Understanding the source and variance of respiratory droplet generation, and controlling it via the stabilization of airway lining mucus surfaces, may lead to effective approaches to reducing COVID-19 infection and transmission. COVID-19 transmits by droplets generated from surfaces of airway mucus during processes of respiration within hosts infected by severe acute respiratory syndrome coronavirus 2 (SARS-CoV-2) virus. They studied respiratory droplet generation and exhalation in human and nonhuman primate subjects with and without COVID-19 infection to explore whether SARS-CoV-2 infection, and other changes in physiological state, translate into observable evolution of numbers and sizes of exhaled respiratory droplets in healthy and diseased subjects.

In their observational cohort study of the exhaled breath particles of 194 healthy human subjects and in their experimental infection study of eight nonhuman primates infected, by aerosol, with SARS-CoV-2, they found that exhaled aerosol particles vary between subjects by three orders of magnitude, with exhaled respiratory droplet number increasing with degree of COVID-19 infection and elevated BMI-years. They observed that 18 per cent of human subjects (35) accounted for 80 per cent of the exhaled bioaerosol of the group (194), reflecting a superspreader distribution of bioaerosol analogous to a classical 20:80 superspreader of infection distribution. These findings suggest that quantitative assessment and control of exhaled aerosol may be critical to slowing the airborne spread of COVID-19 in the absence of an effective and widely disseminated vaccine.

Severe acute respiratory syndrome coronavirus 2 (SARS-CoV-2) transmits through the air by a combination of the large droplets exhaled when people cough or sneeze and the very small droplets people generate in their airways when they naturally breathe. How exhaled respiratory droplets vary between individuals, evolve over time within individuals, and change with the onset and progression of COVID-19 infection is poorly understood, yet critical to clarifying the nature of COVID-19 transmission--and other highly communicable airborne respiratory diseases, such as influenza and tuberculosis (TB). Generation of respiratory droplets in exhaled breath can occur by the force of the fast airflows in the upper airways that arise when we breathe, talk, cough, and sneeze. At peak inspiratory flows during normal breathing, airspeeds in the trachea and main bronchi can reach turbulent velocities.

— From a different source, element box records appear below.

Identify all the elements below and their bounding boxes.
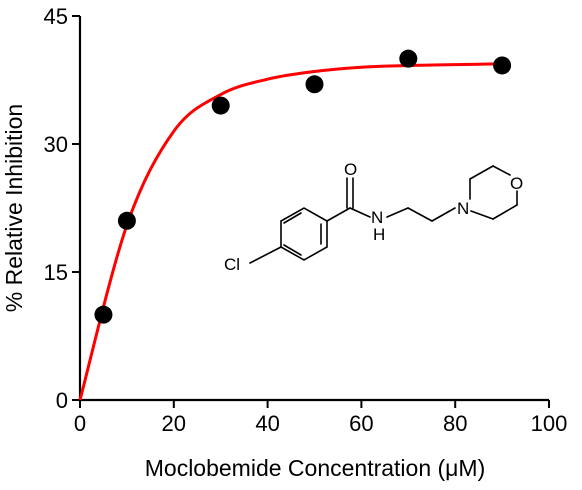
data-point xyxy=(94,305,113,324)
y-ticks: 0 15 30 45 xyxy=(44,4,80,413)
fit-curve xyxy=(78,62,503,401)
linker-bond xyxy=(407,207,433,222)
moclobemide-structure xyxy=(249,165,518,264)
aromatic-bond xyxy=(283,244,302,256)
data-point xyxy=(211,96,230,115)
amide-hydrogen-label: H xyxy=(373,225,385,244)
morpholine-bond xyxy=(492,165,511,176)
amide-bond xyxy=(349,207,371,218)
aryl-carbonyl-bond xyxy=(326,207,351,222)
x-tick-label: 20 xyxy=(162,411,186,436)
morpholine-nitrogen-label: N xyxy=(457,199,469,218)
data-point xyxy=(305,75,324,94)
x-tick-label: 80 xyxy=(443,411,467,436)
data-point xyxy=(399,49,418,68)
linker-bond xyxy=(431,207,456,222)
benzene-ring xyxy=(280,207,328,261)
carbonyl-oxygen-label: O xyxy=(344,160,357,179)
data-point xyxy=(493,56,512,75)
y-tick-label: 30 xyxy=(44,132,68,157)
x-tick-label: 60 xyxy=(349,411,373,436)
data-point xyxy=(117,211,136,230)
morpholine-bond xyxy=(470,210,494,220)
x-axis-title: Moclobemide Concentration (μM) xyxy=(145,455,486,481)
data-points xyxy=(94,49,512,324)
y-tick-label: 45 xyxy=(44,4,68,29)
y-tick-label: 0 xyxy=(56,388,68,413)
morpholine-bond xyxy=(469,165,494,180)
chloro-bond xyxy=(249,246,282,264)
chlorine-label: Cl xyxy=(224,255,240,274)
amide-nitrogen-label: N xyxy=(371,208,383,227)
x-tick-label: 100 xyxy=(531,411,568,436)
y-axis-title: % Relative Inhibition xyxy=(1,104,27,312)
x-ticks: 0 20 40 60 80 100 xyxy=(74,400,567,436)
linker-bond xyxy=(386,207,409,218)
morpholine-bond xyxy=(492,204,518,220)
y-tick-label: 15 xyxy=(44,260,68,285)
x-tick-label: 0 xyxy=(74,411,86,436)
x-tick-label: 40 xyxy=(255,411,279,436)
morpholine-oxygen-label: O xyxy=(510,174,523,193)
aromatic-bond xyxy=(283,212,302,224)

The rush of air over the thin (5 mm to 10 mm) mucus layer lining the airways can break up the mucus surface into small droplets in the way strong winds produce breakup and spray on the surface of the ocean. The nature and extent of this droplet breakup is dependent on the surface properties of the mucus itself. Among properties, most influencing droplet generation and droplet size are surface viscoelasticity (which resists the stretching of mucus surface on breakup) and surface tension (which lowers the energy expended in small droplet creation).

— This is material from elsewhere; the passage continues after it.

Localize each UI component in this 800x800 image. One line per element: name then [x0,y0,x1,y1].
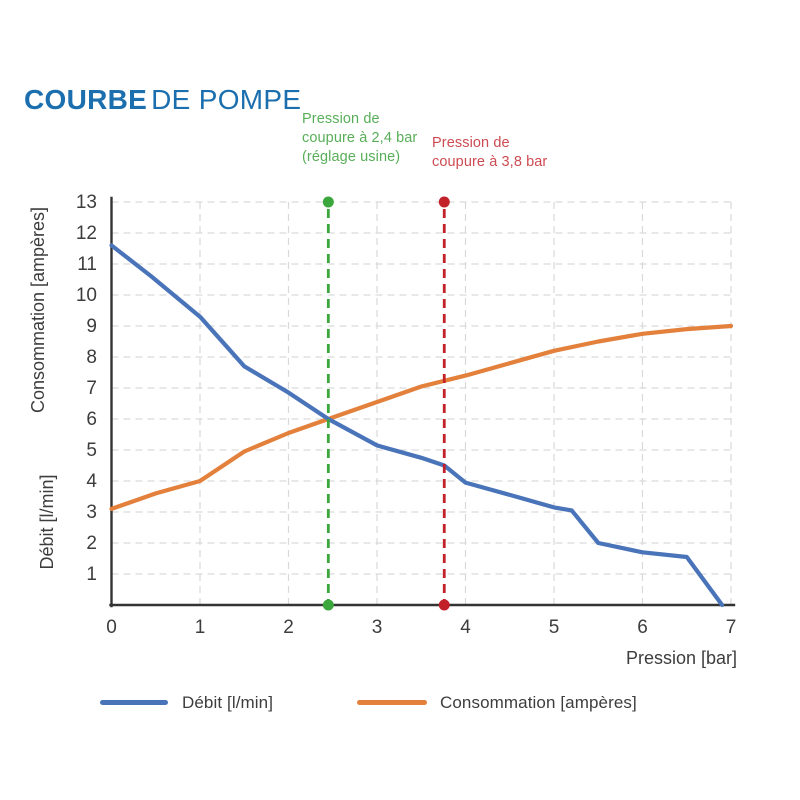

In airway lining mucus, both properties vary with lung surfactant type and concentration, as well as with composition and structure of mucus in close proximity to air surfaces. Surfactant and mucin compositional and structural changes, driven, in part, by physiological alterations of the human condition--including diet, ageing, and COVID-19 infection itself --may therefore be anticipated to alter droplet generation and droplet size during acts of breathing.

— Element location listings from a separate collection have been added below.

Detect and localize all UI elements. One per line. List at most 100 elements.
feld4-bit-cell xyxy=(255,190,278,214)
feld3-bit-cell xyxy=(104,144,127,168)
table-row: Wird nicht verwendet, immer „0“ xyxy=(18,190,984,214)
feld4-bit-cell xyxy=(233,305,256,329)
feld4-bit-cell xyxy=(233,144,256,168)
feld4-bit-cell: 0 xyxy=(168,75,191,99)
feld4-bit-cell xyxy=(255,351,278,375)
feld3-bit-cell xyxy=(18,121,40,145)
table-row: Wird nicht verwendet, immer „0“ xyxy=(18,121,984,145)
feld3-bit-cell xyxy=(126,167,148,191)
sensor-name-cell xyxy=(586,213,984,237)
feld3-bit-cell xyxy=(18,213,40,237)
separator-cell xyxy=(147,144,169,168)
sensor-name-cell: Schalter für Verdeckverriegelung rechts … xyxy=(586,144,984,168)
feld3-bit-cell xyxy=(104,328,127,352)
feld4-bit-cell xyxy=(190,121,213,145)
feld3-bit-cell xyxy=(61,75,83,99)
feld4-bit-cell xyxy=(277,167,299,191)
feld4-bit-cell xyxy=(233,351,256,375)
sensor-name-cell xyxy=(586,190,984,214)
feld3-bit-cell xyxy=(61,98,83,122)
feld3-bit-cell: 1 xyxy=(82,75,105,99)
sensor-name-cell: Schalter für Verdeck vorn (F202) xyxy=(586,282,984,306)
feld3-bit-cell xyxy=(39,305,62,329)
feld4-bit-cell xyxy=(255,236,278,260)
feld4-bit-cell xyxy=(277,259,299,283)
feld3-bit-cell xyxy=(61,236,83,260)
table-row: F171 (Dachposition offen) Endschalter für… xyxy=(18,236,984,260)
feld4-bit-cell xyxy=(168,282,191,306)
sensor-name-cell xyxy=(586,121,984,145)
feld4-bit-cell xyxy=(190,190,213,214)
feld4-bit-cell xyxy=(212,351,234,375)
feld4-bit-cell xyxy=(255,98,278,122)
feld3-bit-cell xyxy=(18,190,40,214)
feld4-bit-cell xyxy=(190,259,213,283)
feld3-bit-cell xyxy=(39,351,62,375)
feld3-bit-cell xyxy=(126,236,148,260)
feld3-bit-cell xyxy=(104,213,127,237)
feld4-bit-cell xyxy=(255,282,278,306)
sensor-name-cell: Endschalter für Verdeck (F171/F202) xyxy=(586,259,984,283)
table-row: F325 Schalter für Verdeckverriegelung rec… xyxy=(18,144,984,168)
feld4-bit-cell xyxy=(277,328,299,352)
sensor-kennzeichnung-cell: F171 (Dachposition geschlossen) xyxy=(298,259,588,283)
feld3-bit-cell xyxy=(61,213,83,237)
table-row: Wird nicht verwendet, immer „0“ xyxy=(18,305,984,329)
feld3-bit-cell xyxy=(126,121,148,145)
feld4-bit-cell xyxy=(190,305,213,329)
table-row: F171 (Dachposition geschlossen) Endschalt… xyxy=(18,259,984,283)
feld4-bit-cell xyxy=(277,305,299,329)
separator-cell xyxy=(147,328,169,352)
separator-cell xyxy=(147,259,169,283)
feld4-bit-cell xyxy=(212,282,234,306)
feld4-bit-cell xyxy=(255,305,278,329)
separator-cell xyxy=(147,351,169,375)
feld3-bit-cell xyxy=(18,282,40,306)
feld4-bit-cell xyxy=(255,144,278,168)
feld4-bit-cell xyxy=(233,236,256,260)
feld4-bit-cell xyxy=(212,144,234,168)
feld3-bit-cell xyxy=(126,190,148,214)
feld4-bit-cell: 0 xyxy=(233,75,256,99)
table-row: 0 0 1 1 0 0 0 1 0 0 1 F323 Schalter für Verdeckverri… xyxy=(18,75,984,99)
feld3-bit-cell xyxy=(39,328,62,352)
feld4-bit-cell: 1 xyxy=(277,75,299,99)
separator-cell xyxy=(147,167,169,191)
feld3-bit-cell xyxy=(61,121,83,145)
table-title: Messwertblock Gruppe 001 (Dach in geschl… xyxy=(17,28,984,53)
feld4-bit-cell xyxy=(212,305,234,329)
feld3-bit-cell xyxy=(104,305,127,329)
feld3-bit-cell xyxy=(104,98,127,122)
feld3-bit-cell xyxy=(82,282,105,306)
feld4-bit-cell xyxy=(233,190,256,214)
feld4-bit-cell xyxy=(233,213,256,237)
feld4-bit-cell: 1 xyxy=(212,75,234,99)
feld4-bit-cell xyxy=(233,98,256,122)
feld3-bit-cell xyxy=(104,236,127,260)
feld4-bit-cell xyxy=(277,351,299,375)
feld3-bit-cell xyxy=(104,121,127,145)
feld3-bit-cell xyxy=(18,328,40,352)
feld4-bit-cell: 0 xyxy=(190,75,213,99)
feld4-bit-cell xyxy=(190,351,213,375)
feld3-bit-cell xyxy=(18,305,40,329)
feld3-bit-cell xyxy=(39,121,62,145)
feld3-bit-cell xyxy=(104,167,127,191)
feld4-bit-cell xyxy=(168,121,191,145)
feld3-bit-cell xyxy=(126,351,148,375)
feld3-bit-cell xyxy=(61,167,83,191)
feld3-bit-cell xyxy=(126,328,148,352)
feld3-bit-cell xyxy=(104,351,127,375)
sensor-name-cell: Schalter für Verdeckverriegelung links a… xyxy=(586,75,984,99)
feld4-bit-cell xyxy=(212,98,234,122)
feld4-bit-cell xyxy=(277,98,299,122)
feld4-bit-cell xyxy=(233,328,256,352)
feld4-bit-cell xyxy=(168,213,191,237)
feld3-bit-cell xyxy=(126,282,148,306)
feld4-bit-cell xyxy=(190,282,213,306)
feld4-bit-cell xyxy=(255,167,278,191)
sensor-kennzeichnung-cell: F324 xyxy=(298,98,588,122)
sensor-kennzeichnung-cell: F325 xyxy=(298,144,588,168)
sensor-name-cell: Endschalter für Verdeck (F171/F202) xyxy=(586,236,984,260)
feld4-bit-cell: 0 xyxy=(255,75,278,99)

To ascertain whether COVID-19 infection and other phenotypical differences associated with severity of infection risk might alter airborne droplet generation from airway lining fluid during acts of breathing, they conducted two studies in human and nonhuman primates (NHPs). In our first study, we evaluated the exhaled breath of 194 human subjects at two sites to determine exhaled breath particle variations in the human population. In their second study, we measured the exhaled breath from two species of NHPs following experimental infection via inhalation of SARS-CoV-2. They then assessed exhaled breath particle evolution over the time course of exhaled aerosol particles as a function of nasal viral titer.